What We’re Reading: Find the Girl by Lightsey Darst
Lightsey Darst’s Find the Girl (Coffee House Press; 2010) is not a collection to be read hastily or casually. I made that mistake when I first sat down with the collection, and struggled to connect with the poems. It wasn’t until I really dug into the collection that I found the threads that tie all the poems together. Darst’s collection isn’t for everyone, but for those readers whose tastes are bold, and those writers interested in pushing the boundaries of form, Find the Girl is recommended reading.

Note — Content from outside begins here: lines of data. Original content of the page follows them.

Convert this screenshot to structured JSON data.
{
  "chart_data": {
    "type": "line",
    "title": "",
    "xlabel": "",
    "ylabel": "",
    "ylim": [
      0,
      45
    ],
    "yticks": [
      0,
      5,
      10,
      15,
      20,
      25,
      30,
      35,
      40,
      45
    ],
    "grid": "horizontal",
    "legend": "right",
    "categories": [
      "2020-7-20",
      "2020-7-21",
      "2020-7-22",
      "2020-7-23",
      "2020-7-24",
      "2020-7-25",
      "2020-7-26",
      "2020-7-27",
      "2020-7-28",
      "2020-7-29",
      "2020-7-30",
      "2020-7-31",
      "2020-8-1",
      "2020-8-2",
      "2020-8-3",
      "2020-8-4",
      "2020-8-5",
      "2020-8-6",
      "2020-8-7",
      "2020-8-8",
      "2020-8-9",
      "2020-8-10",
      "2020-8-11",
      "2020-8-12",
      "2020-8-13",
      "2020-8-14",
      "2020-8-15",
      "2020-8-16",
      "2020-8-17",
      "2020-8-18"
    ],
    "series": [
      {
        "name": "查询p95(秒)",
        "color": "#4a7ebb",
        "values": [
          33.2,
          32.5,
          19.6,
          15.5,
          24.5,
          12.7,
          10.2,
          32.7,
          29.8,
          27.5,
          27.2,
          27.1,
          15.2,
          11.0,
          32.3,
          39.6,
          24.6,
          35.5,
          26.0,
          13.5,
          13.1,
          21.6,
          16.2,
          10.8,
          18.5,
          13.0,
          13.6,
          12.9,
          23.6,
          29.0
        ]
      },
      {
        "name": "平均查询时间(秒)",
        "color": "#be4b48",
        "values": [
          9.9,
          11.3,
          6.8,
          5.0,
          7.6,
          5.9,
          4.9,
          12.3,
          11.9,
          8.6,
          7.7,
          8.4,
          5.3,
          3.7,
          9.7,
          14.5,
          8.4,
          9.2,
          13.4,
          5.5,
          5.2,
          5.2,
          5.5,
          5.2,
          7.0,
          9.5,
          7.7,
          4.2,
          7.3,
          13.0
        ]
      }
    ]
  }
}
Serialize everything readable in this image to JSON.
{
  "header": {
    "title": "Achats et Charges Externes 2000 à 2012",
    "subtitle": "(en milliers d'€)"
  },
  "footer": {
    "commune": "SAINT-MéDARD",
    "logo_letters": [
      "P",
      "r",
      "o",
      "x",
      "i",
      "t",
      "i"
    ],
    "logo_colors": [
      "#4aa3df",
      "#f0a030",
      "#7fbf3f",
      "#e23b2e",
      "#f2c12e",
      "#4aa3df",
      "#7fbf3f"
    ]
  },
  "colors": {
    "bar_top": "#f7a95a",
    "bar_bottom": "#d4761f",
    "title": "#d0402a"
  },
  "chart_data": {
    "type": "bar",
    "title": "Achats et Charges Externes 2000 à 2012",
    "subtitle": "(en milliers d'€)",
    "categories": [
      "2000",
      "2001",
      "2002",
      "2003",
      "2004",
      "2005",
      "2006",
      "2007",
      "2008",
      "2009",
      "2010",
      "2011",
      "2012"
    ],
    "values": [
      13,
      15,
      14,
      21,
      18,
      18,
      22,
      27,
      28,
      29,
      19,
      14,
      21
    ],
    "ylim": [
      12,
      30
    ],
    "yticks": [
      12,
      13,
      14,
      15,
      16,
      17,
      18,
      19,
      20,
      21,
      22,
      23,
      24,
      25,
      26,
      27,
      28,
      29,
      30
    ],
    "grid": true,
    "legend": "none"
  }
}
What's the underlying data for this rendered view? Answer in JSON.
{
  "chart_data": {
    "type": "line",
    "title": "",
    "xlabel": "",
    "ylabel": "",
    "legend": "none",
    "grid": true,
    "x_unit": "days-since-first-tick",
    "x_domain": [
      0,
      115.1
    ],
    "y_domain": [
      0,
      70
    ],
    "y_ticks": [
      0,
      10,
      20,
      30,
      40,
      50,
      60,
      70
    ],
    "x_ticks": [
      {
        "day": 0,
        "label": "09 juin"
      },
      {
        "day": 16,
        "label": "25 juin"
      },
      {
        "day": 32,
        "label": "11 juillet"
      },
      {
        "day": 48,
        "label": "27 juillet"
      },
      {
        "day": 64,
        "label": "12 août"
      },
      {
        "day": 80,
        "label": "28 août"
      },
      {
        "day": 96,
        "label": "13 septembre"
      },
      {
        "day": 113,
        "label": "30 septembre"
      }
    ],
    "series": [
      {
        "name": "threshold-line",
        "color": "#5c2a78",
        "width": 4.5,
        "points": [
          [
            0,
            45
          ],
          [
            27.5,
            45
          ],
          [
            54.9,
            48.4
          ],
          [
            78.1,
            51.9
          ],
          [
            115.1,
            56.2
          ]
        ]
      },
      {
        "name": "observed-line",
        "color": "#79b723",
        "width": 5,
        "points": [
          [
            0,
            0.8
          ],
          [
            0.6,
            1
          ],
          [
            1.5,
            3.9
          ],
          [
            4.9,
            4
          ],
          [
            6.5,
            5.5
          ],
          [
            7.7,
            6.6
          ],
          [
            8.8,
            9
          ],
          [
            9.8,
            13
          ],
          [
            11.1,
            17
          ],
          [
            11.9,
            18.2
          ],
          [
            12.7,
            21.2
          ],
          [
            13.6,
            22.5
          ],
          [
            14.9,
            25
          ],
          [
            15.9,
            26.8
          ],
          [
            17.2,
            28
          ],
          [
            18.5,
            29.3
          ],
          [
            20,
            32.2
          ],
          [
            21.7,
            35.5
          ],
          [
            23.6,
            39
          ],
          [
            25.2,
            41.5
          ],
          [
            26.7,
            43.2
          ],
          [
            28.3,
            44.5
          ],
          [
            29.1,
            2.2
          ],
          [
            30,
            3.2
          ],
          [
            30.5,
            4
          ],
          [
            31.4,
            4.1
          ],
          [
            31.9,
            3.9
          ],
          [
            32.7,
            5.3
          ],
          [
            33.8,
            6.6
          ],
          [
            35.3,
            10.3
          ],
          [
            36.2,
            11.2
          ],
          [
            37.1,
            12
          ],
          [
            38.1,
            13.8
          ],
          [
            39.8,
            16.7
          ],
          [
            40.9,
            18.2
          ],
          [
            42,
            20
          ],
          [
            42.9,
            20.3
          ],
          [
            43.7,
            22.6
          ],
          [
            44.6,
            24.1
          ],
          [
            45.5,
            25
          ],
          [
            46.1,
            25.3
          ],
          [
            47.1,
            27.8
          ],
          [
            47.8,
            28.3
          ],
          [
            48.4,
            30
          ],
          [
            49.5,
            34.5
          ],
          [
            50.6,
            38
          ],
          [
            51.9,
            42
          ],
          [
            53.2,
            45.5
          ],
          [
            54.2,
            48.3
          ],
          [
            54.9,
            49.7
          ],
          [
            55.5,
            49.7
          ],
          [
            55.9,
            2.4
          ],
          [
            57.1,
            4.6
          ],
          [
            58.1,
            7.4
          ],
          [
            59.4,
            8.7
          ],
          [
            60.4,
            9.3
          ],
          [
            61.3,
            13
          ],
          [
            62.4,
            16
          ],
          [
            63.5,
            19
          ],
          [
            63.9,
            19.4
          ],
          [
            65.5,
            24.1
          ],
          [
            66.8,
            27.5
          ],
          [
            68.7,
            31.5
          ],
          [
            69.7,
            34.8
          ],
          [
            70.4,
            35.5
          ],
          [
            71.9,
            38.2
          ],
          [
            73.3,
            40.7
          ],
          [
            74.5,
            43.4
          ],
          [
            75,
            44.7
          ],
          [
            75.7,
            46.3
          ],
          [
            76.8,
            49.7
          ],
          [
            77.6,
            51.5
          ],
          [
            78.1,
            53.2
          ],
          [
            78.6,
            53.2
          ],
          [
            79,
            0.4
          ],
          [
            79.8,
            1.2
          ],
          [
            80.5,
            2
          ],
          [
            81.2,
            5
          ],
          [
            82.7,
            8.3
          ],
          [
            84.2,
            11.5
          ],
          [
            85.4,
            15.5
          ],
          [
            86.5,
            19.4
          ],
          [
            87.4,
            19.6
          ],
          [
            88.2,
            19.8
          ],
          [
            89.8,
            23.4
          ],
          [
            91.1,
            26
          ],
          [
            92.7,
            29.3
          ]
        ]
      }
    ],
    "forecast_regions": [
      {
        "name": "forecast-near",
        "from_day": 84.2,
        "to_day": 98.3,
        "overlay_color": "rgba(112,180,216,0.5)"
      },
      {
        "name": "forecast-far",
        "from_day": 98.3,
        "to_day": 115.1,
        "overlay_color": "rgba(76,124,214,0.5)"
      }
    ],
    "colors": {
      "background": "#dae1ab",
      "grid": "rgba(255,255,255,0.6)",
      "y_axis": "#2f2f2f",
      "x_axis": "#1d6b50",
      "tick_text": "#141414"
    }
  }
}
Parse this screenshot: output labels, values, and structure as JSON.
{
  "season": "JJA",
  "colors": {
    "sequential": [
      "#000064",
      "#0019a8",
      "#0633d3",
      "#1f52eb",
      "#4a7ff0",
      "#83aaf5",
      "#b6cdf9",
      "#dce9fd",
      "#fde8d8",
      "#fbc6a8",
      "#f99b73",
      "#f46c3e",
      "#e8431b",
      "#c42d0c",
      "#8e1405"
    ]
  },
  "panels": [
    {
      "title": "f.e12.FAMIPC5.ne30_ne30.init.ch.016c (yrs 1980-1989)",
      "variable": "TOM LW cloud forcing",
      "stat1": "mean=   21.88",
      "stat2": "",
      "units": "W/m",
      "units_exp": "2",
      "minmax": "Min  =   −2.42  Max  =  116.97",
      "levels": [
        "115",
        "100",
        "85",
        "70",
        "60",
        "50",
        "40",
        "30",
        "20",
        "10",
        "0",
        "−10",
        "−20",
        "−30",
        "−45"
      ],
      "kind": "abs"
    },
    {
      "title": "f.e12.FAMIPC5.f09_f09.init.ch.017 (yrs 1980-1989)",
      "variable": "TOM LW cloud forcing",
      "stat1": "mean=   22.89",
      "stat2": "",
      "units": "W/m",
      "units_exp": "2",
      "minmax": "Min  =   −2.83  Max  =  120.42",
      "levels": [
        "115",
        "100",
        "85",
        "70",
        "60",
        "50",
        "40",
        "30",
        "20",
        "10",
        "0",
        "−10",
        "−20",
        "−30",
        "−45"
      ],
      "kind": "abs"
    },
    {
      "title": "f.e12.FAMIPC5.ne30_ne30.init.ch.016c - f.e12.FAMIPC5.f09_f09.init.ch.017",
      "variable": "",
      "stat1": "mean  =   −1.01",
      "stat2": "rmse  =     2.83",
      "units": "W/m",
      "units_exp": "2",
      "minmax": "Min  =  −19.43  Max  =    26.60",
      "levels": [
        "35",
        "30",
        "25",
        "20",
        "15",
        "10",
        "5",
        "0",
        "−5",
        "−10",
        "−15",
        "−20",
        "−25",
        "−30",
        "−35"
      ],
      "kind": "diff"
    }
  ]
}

The first thing I noticed when flipping through the book was that many of the titles were typeset in brackets, and many poems broken apart by small stars. Lines are broken by other symbols and typographic elements such as italics and tabbed spaces. Take “Tunnel,” for instance, which begins:
She calls
for help, but> girl in your red
apron (sexy thing): ethics elsewhere—an old man
The symbols serve to break apart the text and fracture the images, which was, for me, a turn off during my first reading. What I discovered upon subsequent readings was that image fracture and the breaking apart of the poem are exactly what Darst is trying to do. “Tunnel” goes on to describe a girl being assaulted in a tunnel after deciding “to save a / minute” by taking a short cut. Each typographic fracture acts as the tunnel in question: there’s the girl’s life before the tunnel, and her life after, broken in the middle by what happens between one side and the other, what happens between the brackets.
Reading these poems together allows the themes of violence/horror, girl/womanhood, and gossip/bullying to build until each poem feels like a continuation of the last. Each piece doesn’t fit together neatly, fracturing the larger whole just as the poems themselves are fractured, but the reading experience is rewarding if the reader allows the time necessary to dig in. Once the reader accepts that Darst isn’t going to make the reading easy and succumbs to the logic of the poems, the visceral images begin to leap off the page.
Darst’s frank and urgent poems aren’t for everyone, but I found myself quite taken with the collection the more I read. The poems live in a fragmented corner of modernest poetry, and in the same tradition of Adrianne Rich and Dorianne Laux, though perhaps slightly harder to approach. I look forward to Darst’s future work.
What books or poets did you struggle to enjoy at first, but eventually proved to be rewarding reads?